Dayton, a Democrat, said in a statement that he will “closely review this report and work with senior advocates, providers and legislators to implement its recommendations in the upcoming session. We must and will do more to protect the health, safety and dignity of all our state's senior citizens.”
Suggestions also address staffing levels based on resident acuity, the use of cameras in residential care settings, “misleading” marketing practices, earlier public access to reports of abuse allegations and other issues.
The governor announced plans for the task force in November after the Minneapolis Star Tribune published a five-part series about elder abuse. The newspaper reported that the state Department of Health investigated only 3% of the 25,000 reports of alleged incidents of physical or financial abuse, neglect or injury in licensed assisted living communities, memory care communities and nursing homes that it had received in 2016. The series put assisted living communities on the proverbial hot seat, because the number of assisted living residents in Minnesota has doubled to 60,000 in the past decade, whereas the number of nursing home residents has decreased to fewer than 30,000.

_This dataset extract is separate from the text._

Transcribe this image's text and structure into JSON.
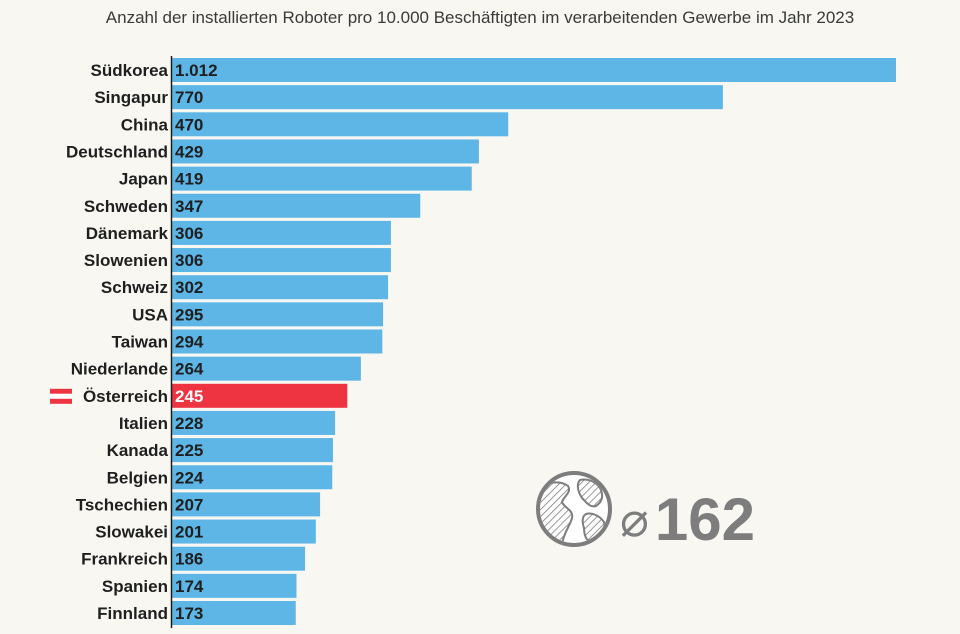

The new report also has suggestions that would affect nursing homes in the state.
Devising the recommendations released Monday were representatives for AARP Minnesota, the Alzheimer's Association, the Minnesota Elder Justice Center, Elder Voice Family Advocates and Mid-Minnesota Legal Aid. AARP Minnesota said the process also included feedback from victims, family members, providers, direct care worker and advocates and others who responded to a request for input.
The entire report is available online as a PDF.
Tuesday, Dayton announced the appointment of Jan Malcolm as health commissioner for the Minnesota Department of Health. Malcolm, who held the position from 1999 to 2003, replaces Ed Ehlinger, M.D., MSPH, who resigned in December.
The new health commissioner said that addressing allegations of elder abuse will be among her top priorities. She also said she will work with the state Department of Human Services to eliminate an existing backlog of elder abuse reports.